Моя первая атлетическая тренировка случилась, когда я тащил эти проклятые гантели из спортивного магазина на Йомас к себе домой.

Разве это шутки — хромать с двенадцатью килограммами железа в те годы, когда я не поднимал ничего тяжелее топора? От бесконечных переделок нашего дома на Конкордияс в сарае скопилось много бревен и досок. Чтобы разжечь котел отопления в подвале, нужно было распилить или расколоть их на дрова. Иногда на старых козлах мы пилили вместе с папой, иногда — с Элькой. Потом я ставил полено на пенек и порою гордо крушил и то, и другое надвое.

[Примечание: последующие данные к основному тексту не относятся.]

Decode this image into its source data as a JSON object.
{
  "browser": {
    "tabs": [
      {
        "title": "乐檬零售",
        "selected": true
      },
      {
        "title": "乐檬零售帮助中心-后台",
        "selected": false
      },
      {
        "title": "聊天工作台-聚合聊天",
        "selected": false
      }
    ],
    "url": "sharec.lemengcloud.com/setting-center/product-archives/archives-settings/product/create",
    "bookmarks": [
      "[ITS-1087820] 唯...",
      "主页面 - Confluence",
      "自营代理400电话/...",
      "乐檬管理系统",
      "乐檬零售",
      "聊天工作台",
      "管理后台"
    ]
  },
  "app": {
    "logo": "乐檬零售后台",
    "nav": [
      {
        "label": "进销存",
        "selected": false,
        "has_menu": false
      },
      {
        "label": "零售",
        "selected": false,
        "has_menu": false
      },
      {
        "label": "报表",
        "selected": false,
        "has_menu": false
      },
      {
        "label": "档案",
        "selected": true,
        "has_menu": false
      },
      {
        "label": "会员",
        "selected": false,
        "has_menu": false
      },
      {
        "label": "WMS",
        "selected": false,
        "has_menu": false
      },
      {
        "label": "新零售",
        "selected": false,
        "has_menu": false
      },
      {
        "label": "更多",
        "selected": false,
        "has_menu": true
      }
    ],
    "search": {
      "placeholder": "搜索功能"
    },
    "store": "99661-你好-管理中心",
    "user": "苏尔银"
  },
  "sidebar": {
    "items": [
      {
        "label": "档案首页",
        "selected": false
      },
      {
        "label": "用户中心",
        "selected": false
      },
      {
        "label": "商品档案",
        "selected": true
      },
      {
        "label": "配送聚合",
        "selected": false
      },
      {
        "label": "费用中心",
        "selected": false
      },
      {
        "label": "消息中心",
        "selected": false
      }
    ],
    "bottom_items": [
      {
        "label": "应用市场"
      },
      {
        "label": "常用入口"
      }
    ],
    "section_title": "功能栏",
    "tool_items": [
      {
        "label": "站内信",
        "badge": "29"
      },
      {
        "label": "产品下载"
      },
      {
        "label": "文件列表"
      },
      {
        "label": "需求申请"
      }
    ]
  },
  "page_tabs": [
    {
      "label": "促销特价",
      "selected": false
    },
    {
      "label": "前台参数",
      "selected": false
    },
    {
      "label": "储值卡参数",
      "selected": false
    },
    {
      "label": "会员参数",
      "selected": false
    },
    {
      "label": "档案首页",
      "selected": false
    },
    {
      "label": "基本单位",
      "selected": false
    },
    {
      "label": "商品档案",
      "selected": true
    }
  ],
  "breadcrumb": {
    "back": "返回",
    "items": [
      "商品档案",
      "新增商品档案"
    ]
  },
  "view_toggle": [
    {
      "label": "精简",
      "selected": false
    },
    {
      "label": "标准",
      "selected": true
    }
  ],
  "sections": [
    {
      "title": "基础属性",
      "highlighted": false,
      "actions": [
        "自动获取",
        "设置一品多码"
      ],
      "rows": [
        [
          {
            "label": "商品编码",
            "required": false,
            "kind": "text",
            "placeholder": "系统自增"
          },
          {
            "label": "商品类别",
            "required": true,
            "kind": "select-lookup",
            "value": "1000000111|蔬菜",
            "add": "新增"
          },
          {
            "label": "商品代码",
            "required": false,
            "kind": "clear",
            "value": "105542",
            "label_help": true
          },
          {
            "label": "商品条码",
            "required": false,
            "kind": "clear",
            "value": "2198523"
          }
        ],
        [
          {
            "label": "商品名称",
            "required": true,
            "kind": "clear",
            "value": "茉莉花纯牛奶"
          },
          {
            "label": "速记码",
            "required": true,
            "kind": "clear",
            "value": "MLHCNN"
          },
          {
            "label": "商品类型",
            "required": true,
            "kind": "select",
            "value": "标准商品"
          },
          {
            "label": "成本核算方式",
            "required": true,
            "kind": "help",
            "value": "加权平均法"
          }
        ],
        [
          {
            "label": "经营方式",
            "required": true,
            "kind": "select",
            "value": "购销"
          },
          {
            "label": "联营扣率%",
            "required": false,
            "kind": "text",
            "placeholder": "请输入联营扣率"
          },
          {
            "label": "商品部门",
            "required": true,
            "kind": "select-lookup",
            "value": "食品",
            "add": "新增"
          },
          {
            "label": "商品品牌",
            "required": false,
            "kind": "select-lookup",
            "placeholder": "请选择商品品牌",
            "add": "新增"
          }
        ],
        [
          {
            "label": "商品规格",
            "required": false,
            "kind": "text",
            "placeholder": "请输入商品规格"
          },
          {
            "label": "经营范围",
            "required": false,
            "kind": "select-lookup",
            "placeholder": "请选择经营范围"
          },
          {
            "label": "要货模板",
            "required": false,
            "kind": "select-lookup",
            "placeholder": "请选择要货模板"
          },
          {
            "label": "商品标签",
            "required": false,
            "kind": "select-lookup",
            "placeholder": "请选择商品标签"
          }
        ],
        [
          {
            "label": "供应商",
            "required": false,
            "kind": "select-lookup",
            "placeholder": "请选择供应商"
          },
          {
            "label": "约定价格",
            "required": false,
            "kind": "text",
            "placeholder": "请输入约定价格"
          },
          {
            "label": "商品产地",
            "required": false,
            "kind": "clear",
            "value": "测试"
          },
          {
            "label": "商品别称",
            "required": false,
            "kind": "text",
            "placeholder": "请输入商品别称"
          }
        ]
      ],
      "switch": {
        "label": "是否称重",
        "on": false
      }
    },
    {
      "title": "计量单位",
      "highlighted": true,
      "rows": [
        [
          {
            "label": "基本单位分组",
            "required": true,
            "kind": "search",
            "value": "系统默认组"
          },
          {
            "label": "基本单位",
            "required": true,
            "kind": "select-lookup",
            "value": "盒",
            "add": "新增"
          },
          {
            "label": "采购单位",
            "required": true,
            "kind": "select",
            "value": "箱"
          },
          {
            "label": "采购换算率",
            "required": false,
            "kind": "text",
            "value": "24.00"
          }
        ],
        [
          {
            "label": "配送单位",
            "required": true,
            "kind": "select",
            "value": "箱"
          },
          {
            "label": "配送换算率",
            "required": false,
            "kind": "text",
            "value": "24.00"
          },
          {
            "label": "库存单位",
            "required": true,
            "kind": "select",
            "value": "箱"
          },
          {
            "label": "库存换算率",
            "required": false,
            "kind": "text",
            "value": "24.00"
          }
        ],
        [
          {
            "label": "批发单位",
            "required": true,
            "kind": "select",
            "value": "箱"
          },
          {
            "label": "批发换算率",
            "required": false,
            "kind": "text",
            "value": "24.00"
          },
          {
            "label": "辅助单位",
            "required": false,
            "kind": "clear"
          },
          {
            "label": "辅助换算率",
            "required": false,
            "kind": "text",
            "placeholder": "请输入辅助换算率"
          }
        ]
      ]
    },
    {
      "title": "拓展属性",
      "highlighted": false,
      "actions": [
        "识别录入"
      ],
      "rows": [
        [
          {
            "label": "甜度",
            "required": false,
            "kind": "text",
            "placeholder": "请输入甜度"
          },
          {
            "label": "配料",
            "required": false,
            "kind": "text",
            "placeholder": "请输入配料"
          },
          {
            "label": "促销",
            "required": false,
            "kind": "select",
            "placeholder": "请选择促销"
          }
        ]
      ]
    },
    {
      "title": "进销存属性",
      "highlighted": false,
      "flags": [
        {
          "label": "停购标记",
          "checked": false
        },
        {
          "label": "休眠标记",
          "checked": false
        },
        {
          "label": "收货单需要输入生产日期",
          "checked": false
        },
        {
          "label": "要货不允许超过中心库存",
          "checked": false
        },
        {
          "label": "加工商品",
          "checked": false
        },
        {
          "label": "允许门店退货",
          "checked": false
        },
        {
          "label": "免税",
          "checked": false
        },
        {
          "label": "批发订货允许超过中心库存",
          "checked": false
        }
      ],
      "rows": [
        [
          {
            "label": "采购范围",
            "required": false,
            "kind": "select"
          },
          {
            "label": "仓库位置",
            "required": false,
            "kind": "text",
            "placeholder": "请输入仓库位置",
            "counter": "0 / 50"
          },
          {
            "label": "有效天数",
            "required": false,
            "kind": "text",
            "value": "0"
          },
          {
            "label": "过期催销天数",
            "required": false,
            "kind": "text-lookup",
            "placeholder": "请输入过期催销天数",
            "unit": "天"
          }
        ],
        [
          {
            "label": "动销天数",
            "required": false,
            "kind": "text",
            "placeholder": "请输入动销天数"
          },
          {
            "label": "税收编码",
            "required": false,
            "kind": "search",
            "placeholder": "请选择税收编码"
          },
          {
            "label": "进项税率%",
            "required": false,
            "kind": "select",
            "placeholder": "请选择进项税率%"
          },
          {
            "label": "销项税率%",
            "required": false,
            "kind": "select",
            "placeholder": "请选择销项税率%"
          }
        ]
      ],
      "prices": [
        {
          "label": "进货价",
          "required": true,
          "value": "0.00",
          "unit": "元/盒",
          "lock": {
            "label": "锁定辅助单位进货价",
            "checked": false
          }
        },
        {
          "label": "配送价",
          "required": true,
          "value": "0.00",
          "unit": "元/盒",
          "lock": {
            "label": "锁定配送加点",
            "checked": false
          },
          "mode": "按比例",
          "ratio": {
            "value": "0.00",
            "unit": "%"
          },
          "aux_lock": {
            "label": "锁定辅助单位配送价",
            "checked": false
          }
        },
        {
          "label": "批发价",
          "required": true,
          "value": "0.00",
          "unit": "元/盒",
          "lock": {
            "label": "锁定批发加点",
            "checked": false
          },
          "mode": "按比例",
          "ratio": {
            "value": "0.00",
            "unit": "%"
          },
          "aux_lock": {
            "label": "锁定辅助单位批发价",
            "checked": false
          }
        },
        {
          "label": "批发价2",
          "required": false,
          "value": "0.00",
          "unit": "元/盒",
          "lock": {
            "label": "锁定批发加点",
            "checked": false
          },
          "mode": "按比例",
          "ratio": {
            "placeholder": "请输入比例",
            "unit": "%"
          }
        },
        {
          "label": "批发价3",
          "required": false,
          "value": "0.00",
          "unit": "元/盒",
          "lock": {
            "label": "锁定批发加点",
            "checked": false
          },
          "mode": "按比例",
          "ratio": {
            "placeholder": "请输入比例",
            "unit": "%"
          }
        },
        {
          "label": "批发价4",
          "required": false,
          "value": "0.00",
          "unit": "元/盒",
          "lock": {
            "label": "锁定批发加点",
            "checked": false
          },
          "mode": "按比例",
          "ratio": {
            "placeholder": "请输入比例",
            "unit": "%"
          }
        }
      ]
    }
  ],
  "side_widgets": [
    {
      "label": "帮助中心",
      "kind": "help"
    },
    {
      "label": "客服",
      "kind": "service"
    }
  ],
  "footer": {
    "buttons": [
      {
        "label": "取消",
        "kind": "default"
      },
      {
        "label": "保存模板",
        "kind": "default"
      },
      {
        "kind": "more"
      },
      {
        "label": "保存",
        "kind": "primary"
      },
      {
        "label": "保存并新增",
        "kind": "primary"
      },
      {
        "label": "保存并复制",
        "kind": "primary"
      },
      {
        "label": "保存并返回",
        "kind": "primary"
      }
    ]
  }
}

Самый любимый урок — литература, ненавистный — физра. Саша Калери, грезивший о космосе, тогда классом младше меня, по вечерам ходил в спортивную секцию при школе, в которую меня отправил Геннадий Иваныч Таничев — преподаватель физкультуры и одновременно вождения грузового автомобиля ГАЗ-51а. С вождением у меня получалось лучше. Играть в баскетбол или в футбол я не рвался. Снимать треники в раздевалке было выше моих сил. Рядом со скульптурным Сашей, на цыпочках нырявшим под душ, стыдно было стоять даже в трениках.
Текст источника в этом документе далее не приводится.